Canada’s housing market is finally showing signs of life again, but let’s not get carried away: this is no roaring comeback. Instead, what we’re seeing feels more like a slow stretch after a long nap movement, yes, but far from full strength.
According to the latest data from the Canadian Real Estate Association (CREA), 42,068 homes changed hands in October. That’s 4.3% fewer than last year, reminding us just how cool the market has been. But here’s the twist: sales actually inched upward by 0.9% compared to September. It’s the sixth monthly increase in seven months a clear sign the demand side of the market is warming up.
CREA economist Shaun Cathcart even noted that with interest rates “almost in stimulative territory,” activity should continue picking up as we move toward 2026. That’s a hopeful message, but one overshadowed by the reality that economic uncertainty still casts a long shadow over the market.
The good news for sellers is that tighter conditions in several regions including places like Regina have created mini–seller’s markets. Regina agent Chad Ehman describes exactly what you’d expect: well-priced homes getting multiple offers and buyers worn down from repeated bidding wars. That’s great if you’re handing over the keys, not so great if you’re one of the many trying (and failing) to buy.
Nationally, new listings fell 1.4% from September, even as the total number of available properties rose 7.2% compared with last year. More supply sounds like a relief, but demand is also rising and in some places faster than sellers can keep up.
TD economist Rishi Sondhi sums it up well: the “recovery narrative” is intact, but calling it a strong recovery would be generous. Sales remain low by historical standards, and the market still feels fragile. Yet he also sees room for cautious optimism, with pent-up demand and improving job conditions likely nudging sales upward next year.
As for prices, the story is mixed. The national average home price dipped 1.1% year-over-year to $690,195. CREA’s home price index (a better measure of “typical” homes) ticked up slightly month-over-month but is still 3% lower than last year. Tight markets across much of the country may support modest price growth, but in B.C. and Ontario where buyers finally have a bit more leverage price gains are likely to stay muted.

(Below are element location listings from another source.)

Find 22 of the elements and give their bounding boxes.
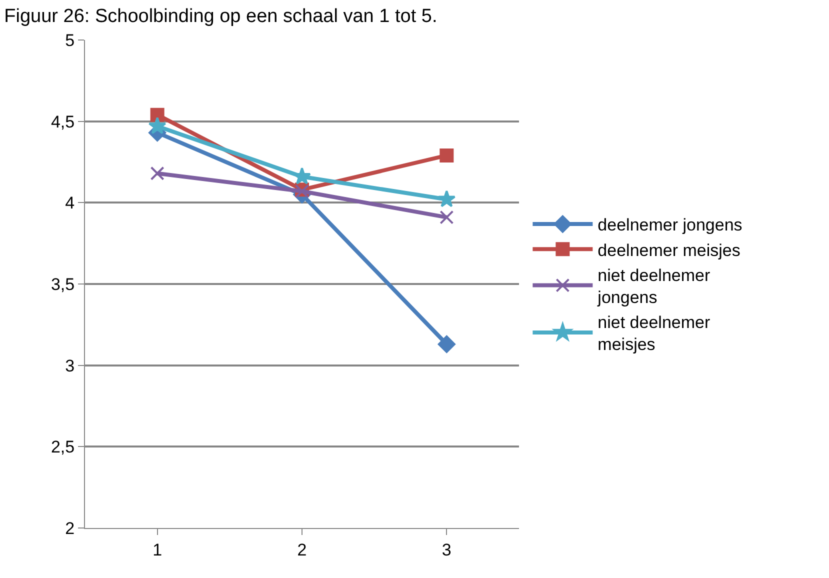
x-tick-label: 1 (152, 540, 162, 560)
chart-title: Figuur 26: Schoolbinding op een schaal van 1 tot 5. (4, 6, 438, 27)
point (148, 116, 166, 134)
y-tick-label: 2 (65, 518, 75, 538)
y-tick-label: 5 (65, 30, 75, 50)
y-tick-label: 4,5 (50, 112, 75, 132)
y-tick-label: 2,5 (50, 438, 75, 457)
point (438, 190, 456, 208)
point (440, 148, 454, 162)
point (150, 108, 164, 122)
x-tick-label: 2 (297, 540, 307, 560)
legend-label: deelnemer meisjes (598, 240, 740, 260)
point (150, 166, 164, 180)
point (293, 167, 311, 184)
x-tick-label: 3 (442, 540, 452, 560)
y-tick-label: 3 (65, 356, 75, 376)
y-tick-label: 4 (65, 194, 75, 213)
y-tick-label: 3,5 (50, 274, 75, 294)
legend-label: niet deelnemer meisjes (598, 313, 710, 354)
point (440, 210, 454, 224)
point (438, 335, 456, 353)
legend-label: deelnemer jongens (598, 216, 742, 235)
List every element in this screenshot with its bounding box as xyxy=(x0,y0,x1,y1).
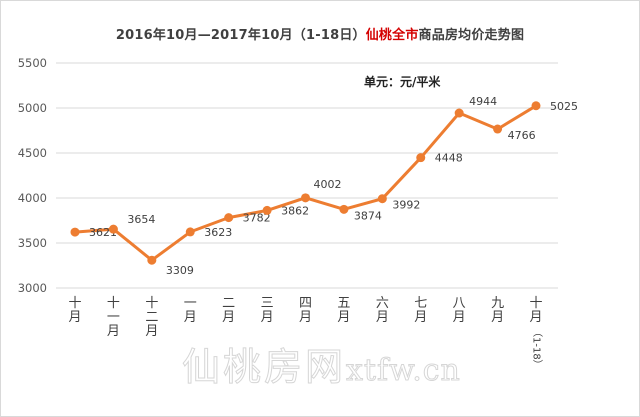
x-tick-label: 四月 xyxy=(298,296,312,325)
data-label: 3623 xyxy=(204,226,232,239)
data-label: 3654 xyxy=(127,213,155,226)
unit-label: 单元：元/平米 xyxy=(364,75,441,89)
watermark: 仙桃房网xtfw.cn xyxy=(181,336,461,391)
data-label: 4944 xyxy=(469,95,497,108)
x-tick-label: 三月 xyxy=(260,296,274,325)
data-point-marker xyxy=(493,124,503,134)
data-point-marker xyxy=(262,205,272,215)
data-point-marker xyxy=(377,194,387,204)
watermark-cn: 仙桃房网 xyxy=(181,345,347,390)
data-label: 3782 xyxy=(243,212,271,225)
watermark-latin: xtfw.cn xyxy=(346,353,461,389)
x-tick-label: 十一月 xyxy=(106,296,120,339)
y-tick-label: 4000 xyxy=(18,191,47,205)
title-prefix: 2016年10月—2017年10月（1-18日） xyxy=(115,28,366,43)
x-tick-label: 十月 xyxy=(68,296,82,325)
x-tick-label: 五月 xyxy=(337,296,351,325)
data-point-marker xyxy=(454,108,464,118)
data-point-marker xyxy=(70,227,80,237)
data-point-marker xyxy=(185,227,195,237)
x-tick-label: 十二月 xyxy=(145,296,159,339)
x-tick-label: 九月 xyxy=(491,296,505,325)
y-tick-label: 5000 xyxy=(18,101,47,115)
x-tick-label: 七月 xyxy=(414,296,428,325)
data-label: 3992 xyxy=(392,199,420,212)
data-label: 3309 xyxy=(166,264,194,277)
data-label: 3862 xyxy=(281,204,309,217)
y-tick-label: 3500 xyxy=(18,236,47,250)
data-point-marker xyxy=(224,213,234,223)
x-tick-label: 二月 xyxy=(222,296,236,325)
data-label: 3874 xyxy=(354,209,382,222)
data-label: 4448 xyxy=(435,152,463,165)
data-point-marker xyxy=(108,224,118,234)
data-label: 4766 xyxy=(508,129,536,142)
data-point-marker xyxy=(339,204,349,214)
price-line xyxy=(74,104,537,262)
x-tick-label: 八月 xyxy=(452,296,466,325)
x-tick-label: 十月（1-18） xyxy=(529,296,543,370)
x-tick-label: 一月 xyxy=(183,296,197,325)
data-point-marker xyxy=(416,153,426,163)
data-label: 5025 xyxy=(550,100,578,113)
y-tick-label: 5500 xyxy=(18,56,47,70)
chart-title: 2016年10月—2017年10月（1-18日）仙桃全市商品房均价走势图 xyxy=(0,24,640,43)
y-tick-label: 4500 xyxy=(18,146,47,160)
title-highlight: 仙桃全市 xyxy=(365,28,419,43)
data-point-marker xyxy=(147,255,157,265)
x-tick-label: 六月 xyxy=(375,296,389,325)
title-suffix: 商品房均价走势图 xyxy=(418,28,525,43)
y-tick-label: 3000 xyxy=(18,281,47,295)
x-tick-label-sub: （1-18） xyxy=(530,327,542,370)
data-point-marker xyxy=(301,193,310,203)
data-point-marker xyxy=(531,101,541,111)
data-label: 4002 xyxy=(314,178,342,191)
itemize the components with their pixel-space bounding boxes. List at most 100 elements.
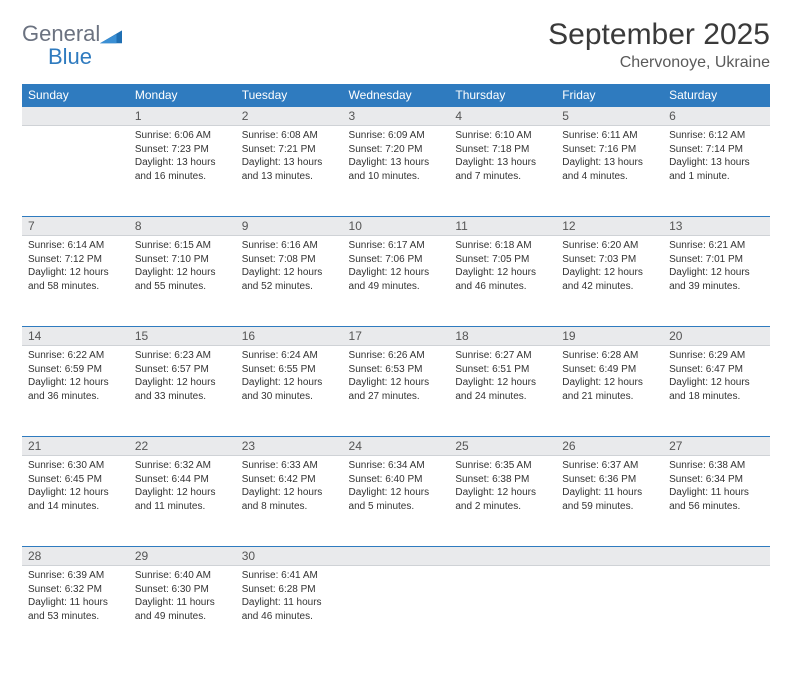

So where does all this leave us?
Canada’s housing market is undeniably moving in the right direction after a sluggish year, but it’s doing so cautiously, unevenly, and under the weight of broader economic uncertainty. Sellers in certain markets may feel upbeat, but buyers are still grinding through fatigue, inflation pressure, and competition for limited well-priced listings.
Yes, the market is waking up but it hasn’t had its coffee yet.